Syria wants to show Washington what a failure it is. Thus, it will turn up the pressure on Washington just as Washington turned up the pressure on Syria over the last two years. Damascus is determined to demonstrate to Washington that there is a price to be paid for not dealing with Syria as a respected power in the region.
Washington thought it could roll Syria out of Lebanon, destroy Hamas, and force the Iraqi government to boycott Damascus. Asad will do what he can to demonstrate that Washington does not have the power to do this and will fail in its anti-Syrian policies. Only by cutting deals with Damascus can Washington hope to run a successful Middle East policy. This is Asad's goal.

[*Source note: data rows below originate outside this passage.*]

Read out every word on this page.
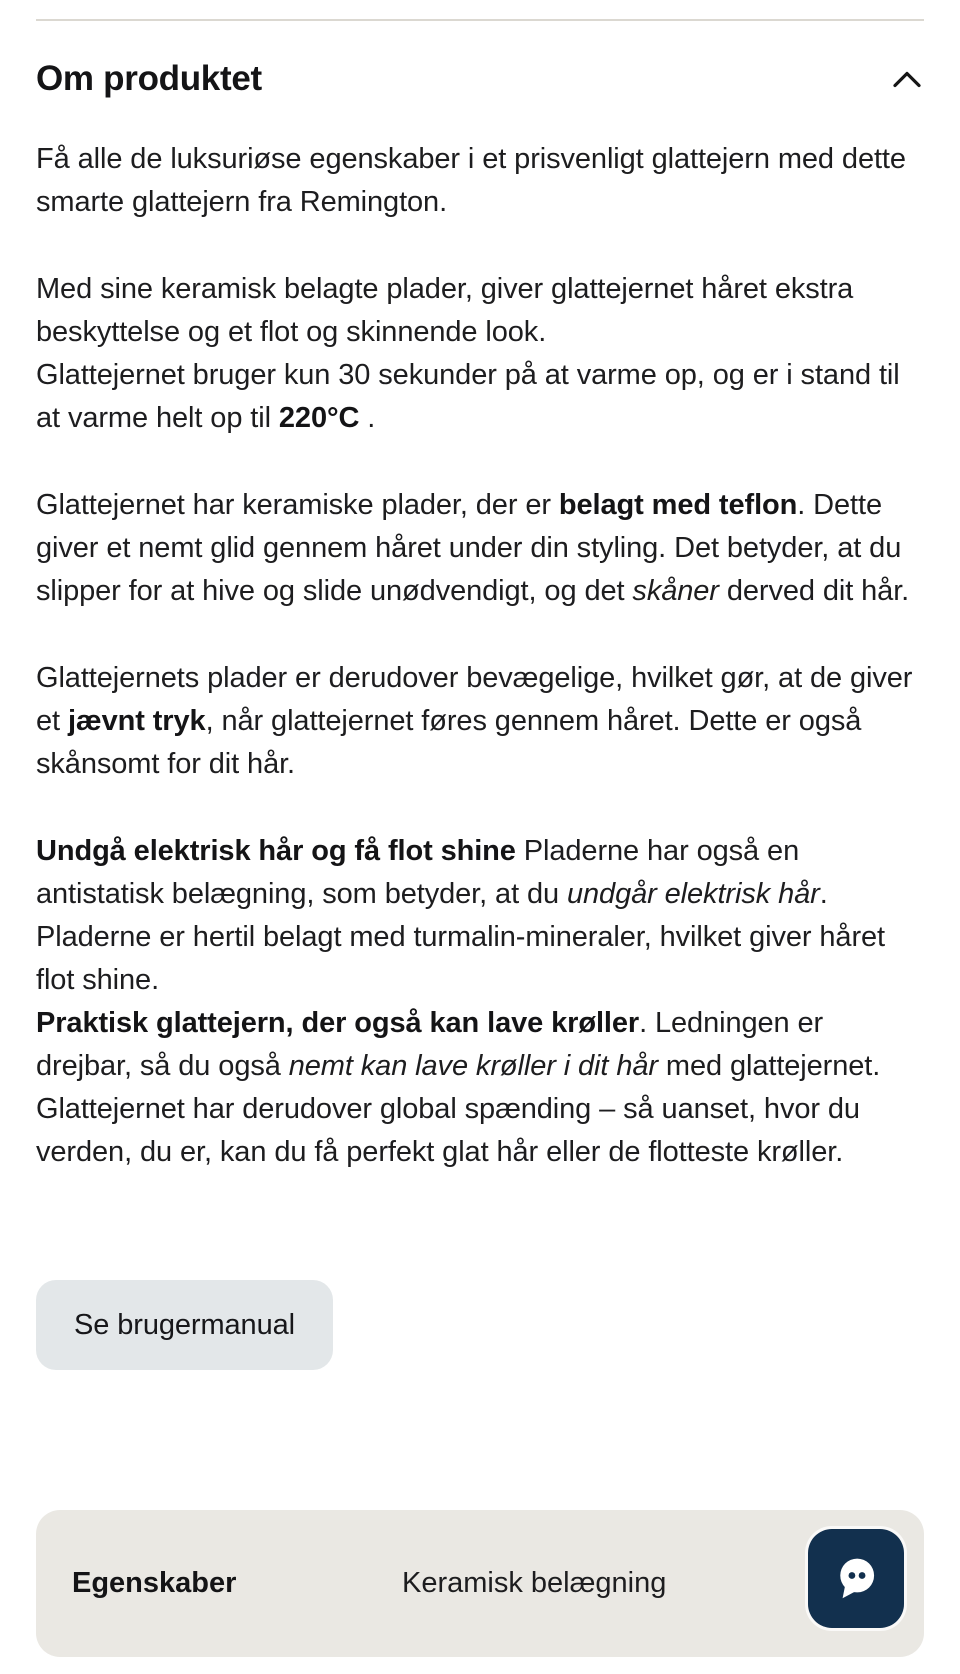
Om produktet

Få alle de luksuriøse egenskaber i et prisvenligt glattejern med dette smarte glattejern fra Remington.

Med sine keramisk belagte plader, giver glattejernet håret ekstra beskyttelse og et flot og skinnende look.
Glattejernet bruger kun 30 sekunder på at varme op, og er i stand til at varme helt op til 220°C .

Glattejernet har keramiske plader, der er belagt med teflon. Dette giver et nemt glid gennem håret under din styling. Det betyder, at du slipper for at hive og slide unødvendigt, og det skåner derved dit hår.

Glattejernets plader er derudover bevægelige, hvilket gør, at de giver et jævnt tryk, når glattejernet føres gennem håret. Dette er også skånsomt for dit hår.

Undgå elektrisk hår og få flot shine Pladerne har også en antistatisk belægning, som betyder, at du undgår elektrisk hår. Pladerne er hertil belagt med turmalin-mineraler, hvilket giver håret flot shine.
Praktisk glattejern, der også kan lave krøller. Ledningen er drejbar, så du også nemt kan lave krøller i dit hår med glattejernet. Glattejernet har derudover global spænding – så uanset, hvor du verden, du er, kan du få perfekt glat hår eller de flotteste krøller.

Se brugermanual
Egenskaber	Keramisk belægning
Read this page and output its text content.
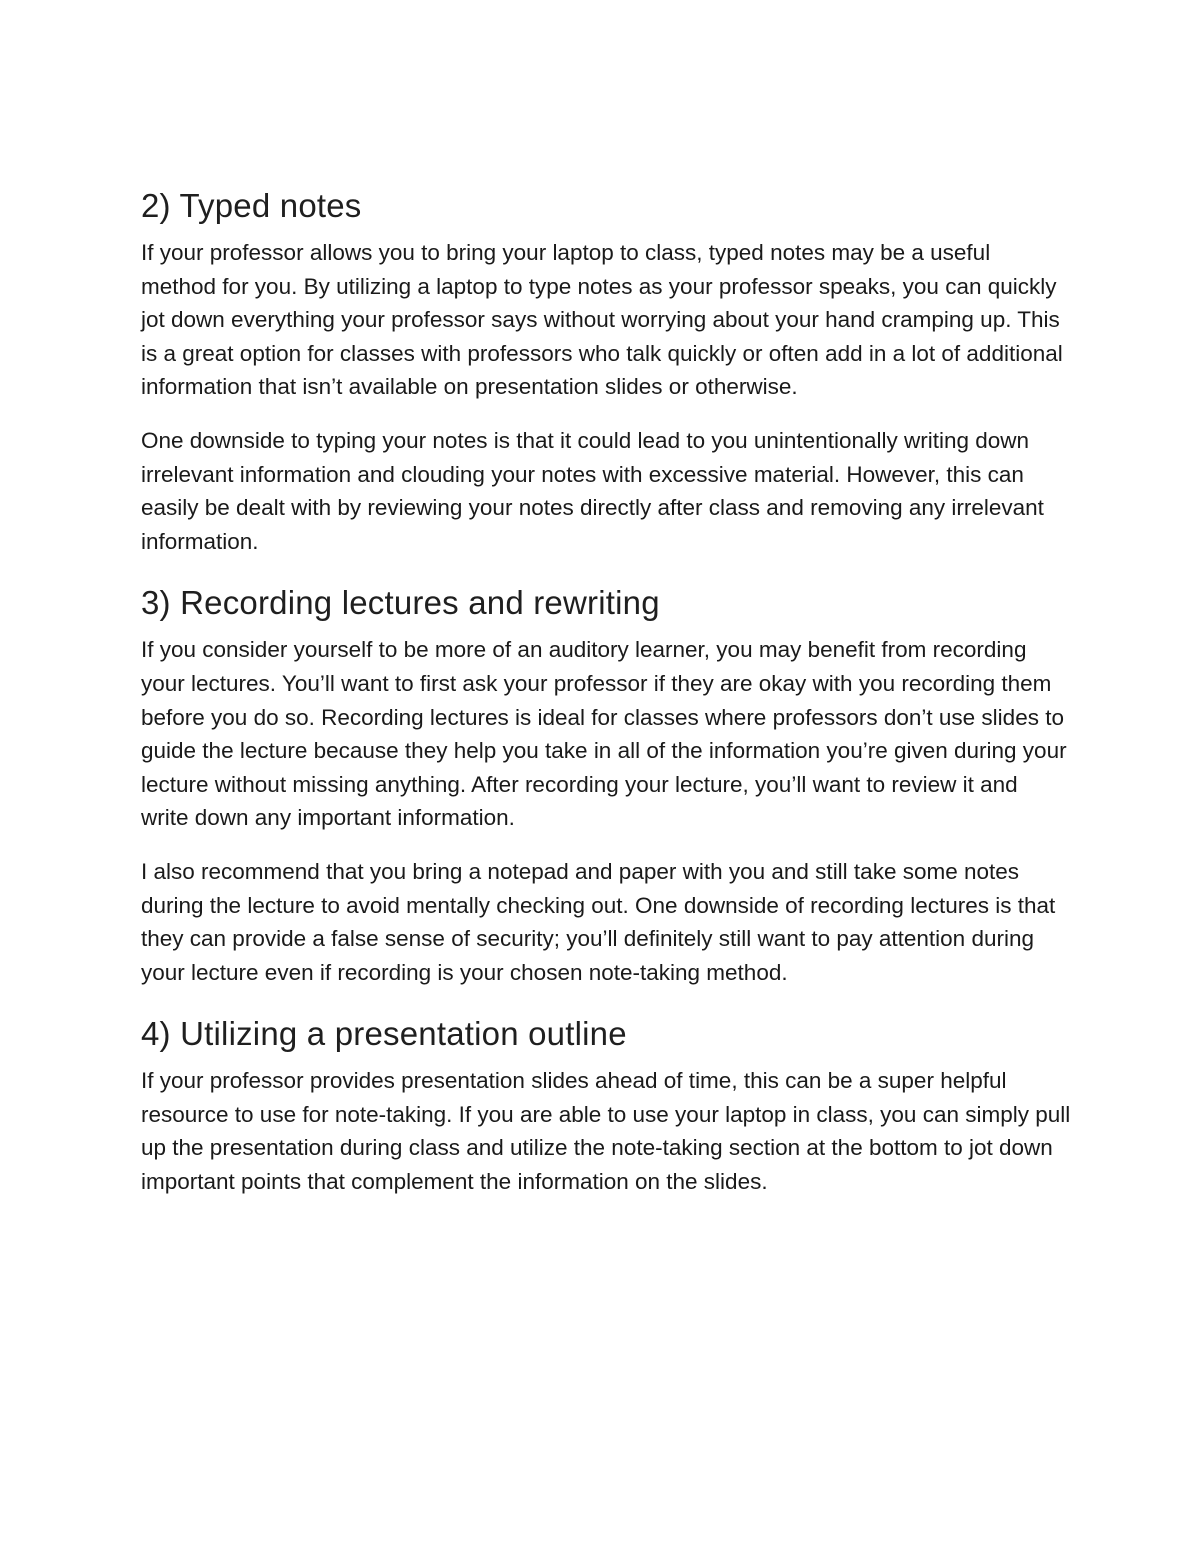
2) Typed notes

If your professor allows you to bring your laptop to class, typed notes may be a useful method for you. By utilizing a laptop to type notes as your professor speaks, you can quickly jot down everything your professor says without worrying about your hand cramping up. This is a great option for classes with professors who talk quickly or often add in a lot of additional information that isn’t available on presentation slides or otherwise.

One downside to typing your notes is that it could lead to you unintentionally writing down irrelevant information and clouding your notes with excessive material. However, this can easily be dealt with by reviewing your notes directly after class and removing any irrelevant information.

3) Recording lectures and rewriting

If you consider yourself to be more of an auditory learner, you may benefit from recording your lectures. You’ll want to first ask your professor if they are okay with you recording them before you do so. Recording lectures is ideal for classes where professors don’t use slides to guide the lecture because they help you take in all of the information you’re given during your lecture without missing anything. After recording your lecture, you’ll want to review it and write down any important information.

I also recommend that you bring a notepad and paper with you and still take some notes during the lecture to avoid mentally checking out. One downside of recording lectures is that they can provide a false sense of security; you’ll definitely still want to pay attention during your lecture even if recording is your chosen note-taking method.

4) Utilizing a presentation outline

If your professor provides presentation slides ahead of time, this can be a super helpful resource to use for note-taking. If you are able to use your laptop in class, you can simply pull up the presentation during class and utilize the note-taking section at the bottom to jot down important points that complement the information on the slides.
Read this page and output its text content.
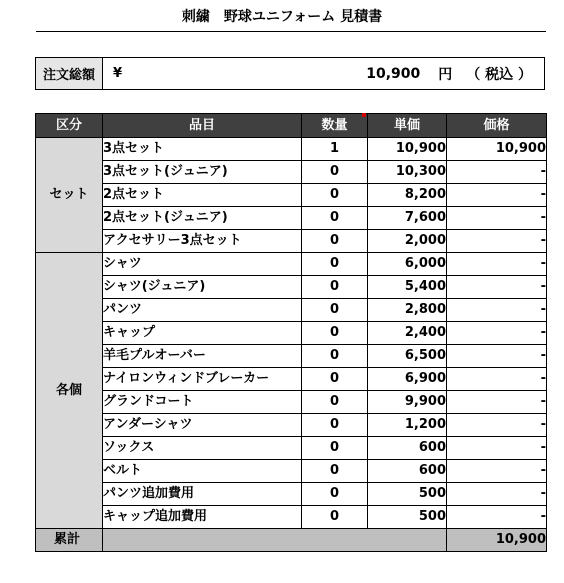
刺繍　野球ユニフォーム 見積書
注文総額	¥	10,900 円 （ 税込 ）
区分	品目	数量	単価	価格
セット	3点セット	1	10,900	10,900
	3点セット(ジュニア)	0	10,300	-
	2点セット	0	8,200	-
	2点セット(ジュニア)	0	7,600	-
	アクセサリー3点セット	0	2,000	-
各個	シャツ	0	6,000	-
	シャツ(ジュニア)	0	5,400	-
	パンツ	0	2,800	-
	キャップ	0	2,400	-
	羊毛プルオーバー	0	6,500	-
	ナイロンウィンドブレーカー	0	6,900	-
	グランドコート	0	9,900	-
	アンダーシャツ	0	1,200	-
	ソックス	0	600	-
	ベルト	0	600	-
	パンツ追加費用	0	500	-
	キャップ追加費用	0	500	-
累計				10,900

Now that American influence and power in the region is on the decline, Asad's is on ascendant. He will make trouble for pro-US politicians in Lebanon and support Hizbullah, he will do what he can to keep Hamas alive, and he will try to broaden his relations with Iraqi politicians in an effort to get trade deals and oil flowing through the Syrian pipeline again. In Iraq, Syria has little interest in promoting violence, which it has little control over and which can come back to hurt it. But it will try to make itself useful to the Iraq government and powers on the ground in order to get trade flowing to strengthen Syria.
He must prove to Washington that only a policy of engagement, not isolation, will work.